O is for Outline: a general sketch, account, or report, indicating only the main features, as of a book, subject, or project. (Dictionary.com)
There are two camps, if you will, two trains of thought in the writing world. One—of which I am not a member—is the pantsters. These are the folks who write organically, by the very seat of their pants. They might have a general idea of the plot and characters and where they want them to go, but then again, maybe not. They don’t plan. They just write. There’s no map, only a seed of an idea that they allow to germinate, sprout, grow, and flower. When I was stuck on where to start one of my WIPs, I couldn’t even figure out where to begin an outline.
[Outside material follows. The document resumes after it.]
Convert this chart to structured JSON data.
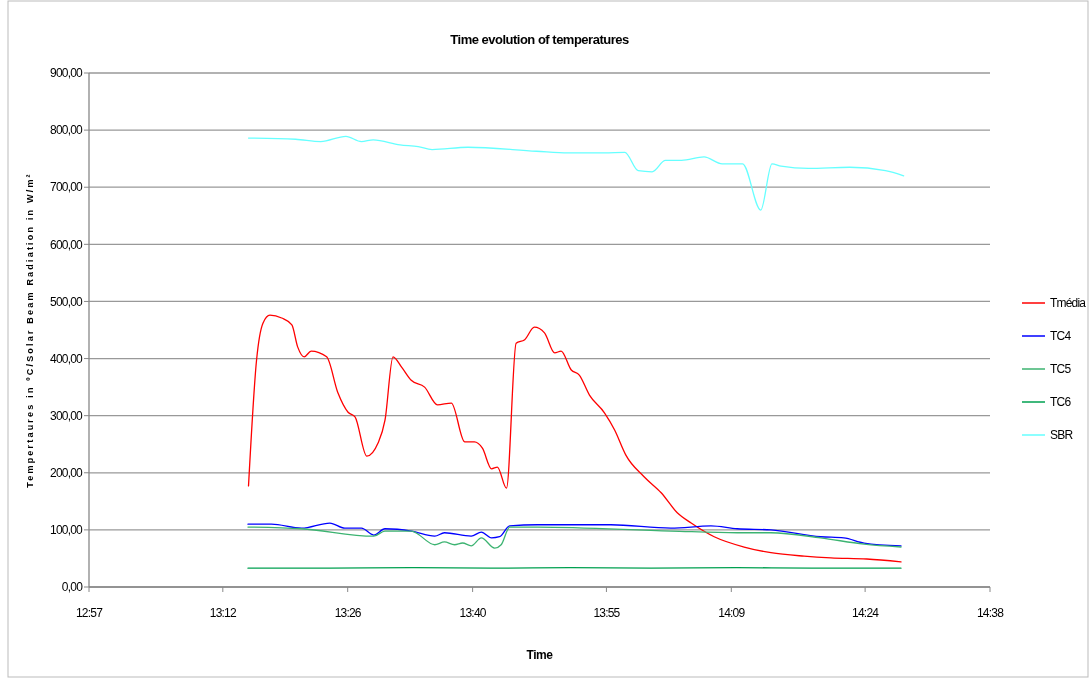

So a friend suggested I just write what I knew at that point, to get it down on paper, so to speak, in hopes it would generate a flow. I did just that, and it really helped. Better yet, I found it liberating.
Still, I am staunchly of the other camp. I am a plotter, a narrative outliner. I first jot down notes in my iPhone as they come to me, but eventually everything is written longhand in a spiral notebook. My notes are pretty complete, only missing descriptions and dialogue. From there, it’s easy for me to just read along in my notes and expand while I type away on my computer.
Some outliners write a mini synopsis, cover blurb, or summary statement to get started. Some use index cards, others the headlight system, in which they have an idea but can see only as far their “headlights.” Then they “drive” to that point and see a little farther. Still others generate ideas for scenes and chapters by asking themselves questions: What’s at stake? How will the protagonist react? What will happen when he does? Do I need more characters?
There are as many ways to plot and write a novel as there are writers who write them. While I prefer to outline, so I know exactly where I’m going, I still write in the moment, meaning I write whatever comes into my head at that moment. So while I am a plotter, I use many of the freebird pantster techniques, as well.
What type of writer are you? Have you ever tried doing it the other way?